Muito mais comparável a seus grandes filmes do que a seus piores trabalhos, Tempo constrói-se como um excelente thriller, confrontando personagens imbuídos de bombas-relógio internas em um espaço enclausurado e claustrofóbico. Além disso, o fato de a trama não tornar-se entediante ou repetitiva ao longo de seus 110 minutos de duração, passados quase inteiros no mesmo cenário, é testemunho da competência de Shyamalan enquanto diretor. Tendo estabelecido o background dos personagens em um ótimo primeiro ato, no segundo e terceiros o cineasta faz um primoroso uso de travelling shots e de uma câmera inquieta para energizar a trama e potencializar seus conflitos.

Em seus melhores momentos, Tempo realmente se aproxima muito do nível atingido pelo cineasta em “O Sexto Sentido” (1999) e “Corpo Fechado” (2000), no sentido em que a trama é interessantíssima em seu conceito e mais ainda no rumo que é dado à história e aos seus personagens. É difícil tirar os olhos da narrativa, enquanto acompanhamos exasperados os personagens e suas tentativas de escapar da praia, sentindo na pele um medo quase primal do envelhecimento e da passagem do tempo. O temor absolutamente comum de ver a própria vida passando diante dos olhos torna-se aqui concreto e brutal.

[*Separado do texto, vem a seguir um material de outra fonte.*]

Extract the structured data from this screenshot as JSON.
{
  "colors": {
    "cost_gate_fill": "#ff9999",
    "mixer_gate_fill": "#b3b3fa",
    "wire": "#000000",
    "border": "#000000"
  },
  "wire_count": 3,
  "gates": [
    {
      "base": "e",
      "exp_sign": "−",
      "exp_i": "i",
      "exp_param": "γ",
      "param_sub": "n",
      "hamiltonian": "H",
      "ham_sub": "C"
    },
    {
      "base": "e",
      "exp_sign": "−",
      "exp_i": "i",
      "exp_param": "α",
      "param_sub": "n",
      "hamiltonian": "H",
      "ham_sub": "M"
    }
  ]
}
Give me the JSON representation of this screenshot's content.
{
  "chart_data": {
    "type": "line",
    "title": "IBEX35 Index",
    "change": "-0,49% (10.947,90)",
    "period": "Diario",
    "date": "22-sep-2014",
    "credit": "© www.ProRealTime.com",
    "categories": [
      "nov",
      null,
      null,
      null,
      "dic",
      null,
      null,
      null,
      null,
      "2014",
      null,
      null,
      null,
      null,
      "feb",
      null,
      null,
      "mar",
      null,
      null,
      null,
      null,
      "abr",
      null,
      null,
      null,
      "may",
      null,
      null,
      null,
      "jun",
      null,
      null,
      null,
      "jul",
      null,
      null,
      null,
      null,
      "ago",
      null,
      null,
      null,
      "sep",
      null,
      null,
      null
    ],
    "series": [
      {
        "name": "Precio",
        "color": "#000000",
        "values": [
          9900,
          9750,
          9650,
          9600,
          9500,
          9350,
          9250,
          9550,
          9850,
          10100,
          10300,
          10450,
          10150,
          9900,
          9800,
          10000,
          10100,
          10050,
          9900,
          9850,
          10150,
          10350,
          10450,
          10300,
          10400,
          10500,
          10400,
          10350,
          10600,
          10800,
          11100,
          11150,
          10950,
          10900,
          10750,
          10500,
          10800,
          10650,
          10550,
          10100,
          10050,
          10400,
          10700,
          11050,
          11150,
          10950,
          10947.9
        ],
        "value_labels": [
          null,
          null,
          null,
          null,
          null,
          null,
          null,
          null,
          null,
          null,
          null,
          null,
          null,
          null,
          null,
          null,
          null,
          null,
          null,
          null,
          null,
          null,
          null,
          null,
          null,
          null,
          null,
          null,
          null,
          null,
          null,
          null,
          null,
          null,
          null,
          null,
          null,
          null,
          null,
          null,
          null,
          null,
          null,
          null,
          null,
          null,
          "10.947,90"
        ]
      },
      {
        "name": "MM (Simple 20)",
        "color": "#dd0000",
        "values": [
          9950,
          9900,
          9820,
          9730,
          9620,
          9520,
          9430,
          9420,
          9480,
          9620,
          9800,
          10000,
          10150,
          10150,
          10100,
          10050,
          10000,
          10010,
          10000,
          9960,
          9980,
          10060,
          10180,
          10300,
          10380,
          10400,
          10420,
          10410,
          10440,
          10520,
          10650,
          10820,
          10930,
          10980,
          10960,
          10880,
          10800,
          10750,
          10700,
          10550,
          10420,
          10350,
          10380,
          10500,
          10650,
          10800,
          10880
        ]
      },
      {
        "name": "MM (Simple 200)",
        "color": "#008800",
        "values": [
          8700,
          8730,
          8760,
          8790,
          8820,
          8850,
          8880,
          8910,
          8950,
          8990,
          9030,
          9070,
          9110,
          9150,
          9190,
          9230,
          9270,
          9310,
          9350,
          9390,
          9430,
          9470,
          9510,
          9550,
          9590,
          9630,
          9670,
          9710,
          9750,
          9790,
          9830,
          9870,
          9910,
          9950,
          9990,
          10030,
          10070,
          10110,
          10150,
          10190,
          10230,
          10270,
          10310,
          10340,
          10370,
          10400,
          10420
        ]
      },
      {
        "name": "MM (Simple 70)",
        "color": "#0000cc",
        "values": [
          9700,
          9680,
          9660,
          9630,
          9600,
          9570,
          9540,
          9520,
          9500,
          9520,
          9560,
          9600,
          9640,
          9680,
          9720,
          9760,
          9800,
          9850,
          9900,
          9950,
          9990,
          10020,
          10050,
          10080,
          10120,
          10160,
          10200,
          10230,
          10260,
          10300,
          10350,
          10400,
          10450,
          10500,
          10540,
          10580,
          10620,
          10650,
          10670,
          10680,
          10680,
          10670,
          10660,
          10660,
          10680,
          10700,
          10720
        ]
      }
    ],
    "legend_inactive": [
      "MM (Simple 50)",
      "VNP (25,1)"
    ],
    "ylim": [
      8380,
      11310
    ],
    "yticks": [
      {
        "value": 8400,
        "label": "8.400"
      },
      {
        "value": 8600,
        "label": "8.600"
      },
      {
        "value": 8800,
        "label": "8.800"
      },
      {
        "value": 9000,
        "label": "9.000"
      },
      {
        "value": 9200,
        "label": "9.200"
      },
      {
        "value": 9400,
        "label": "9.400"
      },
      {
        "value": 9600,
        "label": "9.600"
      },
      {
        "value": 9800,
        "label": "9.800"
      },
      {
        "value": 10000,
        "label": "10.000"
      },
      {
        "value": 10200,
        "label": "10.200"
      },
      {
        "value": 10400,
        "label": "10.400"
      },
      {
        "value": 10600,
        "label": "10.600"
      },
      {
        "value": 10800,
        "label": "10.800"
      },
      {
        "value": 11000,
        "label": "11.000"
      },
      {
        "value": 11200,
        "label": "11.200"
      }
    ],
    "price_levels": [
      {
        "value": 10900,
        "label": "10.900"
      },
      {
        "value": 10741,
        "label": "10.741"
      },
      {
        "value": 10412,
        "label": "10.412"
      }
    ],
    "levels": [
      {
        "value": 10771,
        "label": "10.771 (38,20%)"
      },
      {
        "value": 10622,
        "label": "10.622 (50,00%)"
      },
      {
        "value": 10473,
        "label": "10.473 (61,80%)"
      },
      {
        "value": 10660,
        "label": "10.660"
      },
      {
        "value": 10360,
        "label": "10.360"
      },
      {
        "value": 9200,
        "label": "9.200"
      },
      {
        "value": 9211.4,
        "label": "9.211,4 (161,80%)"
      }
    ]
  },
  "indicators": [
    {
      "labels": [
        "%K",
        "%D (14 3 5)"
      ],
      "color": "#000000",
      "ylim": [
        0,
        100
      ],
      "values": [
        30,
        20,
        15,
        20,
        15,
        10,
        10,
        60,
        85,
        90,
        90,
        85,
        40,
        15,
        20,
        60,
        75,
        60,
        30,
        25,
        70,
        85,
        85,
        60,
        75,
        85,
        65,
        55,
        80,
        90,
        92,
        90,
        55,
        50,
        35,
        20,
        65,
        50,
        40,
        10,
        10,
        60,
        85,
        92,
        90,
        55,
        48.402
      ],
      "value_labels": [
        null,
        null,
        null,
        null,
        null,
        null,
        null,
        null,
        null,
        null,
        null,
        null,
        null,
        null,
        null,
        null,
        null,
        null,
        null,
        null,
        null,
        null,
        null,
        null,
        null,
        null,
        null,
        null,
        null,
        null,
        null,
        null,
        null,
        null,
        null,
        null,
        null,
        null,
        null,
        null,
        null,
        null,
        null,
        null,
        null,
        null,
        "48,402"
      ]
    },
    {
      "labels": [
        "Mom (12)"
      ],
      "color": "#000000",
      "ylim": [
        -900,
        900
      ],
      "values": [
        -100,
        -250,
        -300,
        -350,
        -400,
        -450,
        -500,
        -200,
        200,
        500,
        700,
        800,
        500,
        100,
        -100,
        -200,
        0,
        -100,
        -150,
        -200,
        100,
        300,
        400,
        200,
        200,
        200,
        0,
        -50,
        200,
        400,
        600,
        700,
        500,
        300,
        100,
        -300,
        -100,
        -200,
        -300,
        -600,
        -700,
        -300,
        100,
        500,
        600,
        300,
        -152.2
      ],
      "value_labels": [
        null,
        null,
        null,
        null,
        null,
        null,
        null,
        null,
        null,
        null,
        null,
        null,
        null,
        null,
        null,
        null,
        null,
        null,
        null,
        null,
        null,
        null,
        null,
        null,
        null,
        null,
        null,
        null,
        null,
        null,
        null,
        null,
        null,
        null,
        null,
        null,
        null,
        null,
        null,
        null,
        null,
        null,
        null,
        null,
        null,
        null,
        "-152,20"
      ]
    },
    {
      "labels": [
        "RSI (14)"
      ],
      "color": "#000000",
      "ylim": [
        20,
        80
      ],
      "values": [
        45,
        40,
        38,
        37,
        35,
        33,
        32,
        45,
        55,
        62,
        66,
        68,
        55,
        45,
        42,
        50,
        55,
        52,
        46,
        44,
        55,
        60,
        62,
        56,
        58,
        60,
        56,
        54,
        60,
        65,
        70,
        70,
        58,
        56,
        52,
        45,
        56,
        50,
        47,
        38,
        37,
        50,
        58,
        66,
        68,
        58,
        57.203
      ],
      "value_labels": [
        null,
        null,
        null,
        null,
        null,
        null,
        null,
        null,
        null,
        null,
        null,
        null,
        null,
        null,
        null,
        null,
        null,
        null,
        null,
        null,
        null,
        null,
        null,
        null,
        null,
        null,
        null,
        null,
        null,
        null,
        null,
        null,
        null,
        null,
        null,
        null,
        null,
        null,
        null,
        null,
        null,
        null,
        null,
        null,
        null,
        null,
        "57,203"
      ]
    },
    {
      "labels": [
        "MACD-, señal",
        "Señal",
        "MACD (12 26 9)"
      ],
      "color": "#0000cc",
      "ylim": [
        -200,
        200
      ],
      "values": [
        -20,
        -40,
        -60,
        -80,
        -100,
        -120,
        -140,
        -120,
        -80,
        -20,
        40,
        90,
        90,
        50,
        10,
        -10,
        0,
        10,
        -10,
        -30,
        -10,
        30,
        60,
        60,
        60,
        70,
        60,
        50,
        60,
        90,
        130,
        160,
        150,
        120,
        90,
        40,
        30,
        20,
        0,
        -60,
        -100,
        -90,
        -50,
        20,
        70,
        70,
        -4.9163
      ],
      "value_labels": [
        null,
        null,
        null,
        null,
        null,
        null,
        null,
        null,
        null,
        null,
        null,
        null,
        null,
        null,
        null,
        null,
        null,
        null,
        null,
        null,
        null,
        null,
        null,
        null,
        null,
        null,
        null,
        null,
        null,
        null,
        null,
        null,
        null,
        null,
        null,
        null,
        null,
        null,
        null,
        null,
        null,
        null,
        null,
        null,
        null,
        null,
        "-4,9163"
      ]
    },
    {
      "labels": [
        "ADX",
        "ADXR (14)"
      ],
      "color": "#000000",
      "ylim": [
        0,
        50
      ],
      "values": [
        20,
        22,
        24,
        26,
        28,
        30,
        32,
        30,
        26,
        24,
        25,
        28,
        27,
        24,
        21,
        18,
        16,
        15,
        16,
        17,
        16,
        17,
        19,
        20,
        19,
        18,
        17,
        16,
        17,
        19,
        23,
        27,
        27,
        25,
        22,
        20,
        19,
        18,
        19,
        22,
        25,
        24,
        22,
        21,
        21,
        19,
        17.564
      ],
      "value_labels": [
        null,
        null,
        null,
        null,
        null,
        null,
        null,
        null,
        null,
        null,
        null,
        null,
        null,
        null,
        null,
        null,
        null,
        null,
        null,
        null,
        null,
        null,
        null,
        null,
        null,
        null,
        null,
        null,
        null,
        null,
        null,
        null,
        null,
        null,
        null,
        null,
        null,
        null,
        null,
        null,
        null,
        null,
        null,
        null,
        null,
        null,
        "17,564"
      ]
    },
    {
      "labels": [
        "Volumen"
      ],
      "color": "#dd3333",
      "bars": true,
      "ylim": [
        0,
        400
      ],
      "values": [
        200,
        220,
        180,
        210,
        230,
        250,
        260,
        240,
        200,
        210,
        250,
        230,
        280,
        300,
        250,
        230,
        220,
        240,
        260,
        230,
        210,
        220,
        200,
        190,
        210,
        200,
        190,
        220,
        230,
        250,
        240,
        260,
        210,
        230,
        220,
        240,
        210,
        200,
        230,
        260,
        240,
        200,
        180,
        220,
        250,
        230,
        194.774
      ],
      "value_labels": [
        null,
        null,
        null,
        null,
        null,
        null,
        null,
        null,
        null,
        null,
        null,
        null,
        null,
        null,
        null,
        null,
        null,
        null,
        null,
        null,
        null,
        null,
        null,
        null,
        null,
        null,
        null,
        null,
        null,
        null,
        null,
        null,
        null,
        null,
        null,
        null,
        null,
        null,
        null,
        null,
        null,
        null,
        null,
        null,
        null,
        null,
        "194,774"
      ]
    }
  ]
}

Isso não significa dizer, entretanto, que o filme passe completamente incólume de ter seus defeitos. Há alguns momentos e diálogos que chegam perto demais da caricatura e acabam por distrair um pouco da trama. A resolução também deixa um pouco a desejar, trazendo algumas explicações megalomaníacas e mal aparadas que evocam demais o péssimo terceiro ato de Vidro, alongando de forma desnecessária o encerramento da história.

Estes pequenos problemas, no entanto, são esperados e devem ser aceitos quando compramos o pacote M. Night Shyamalan. Responsável por provocar sensações e debates cinematográficos dos mais acalorados nos últimos vinte anos, o diretor adiciona mais um filme divisivo à sua extensa lista. Eu, como um ardoroso defensor de alguns de seus trabalhos e detrator de outros, defendo Tempo sem pestanejar. O filme tem seus momentos caricatos, não há dúvida, mas quem pode realmente dizer-se surpreso com isso em se tratando de Shyamalan? Eu, particularmente, prefiro adquirir seu pacote completo do que ficar sem nenhum.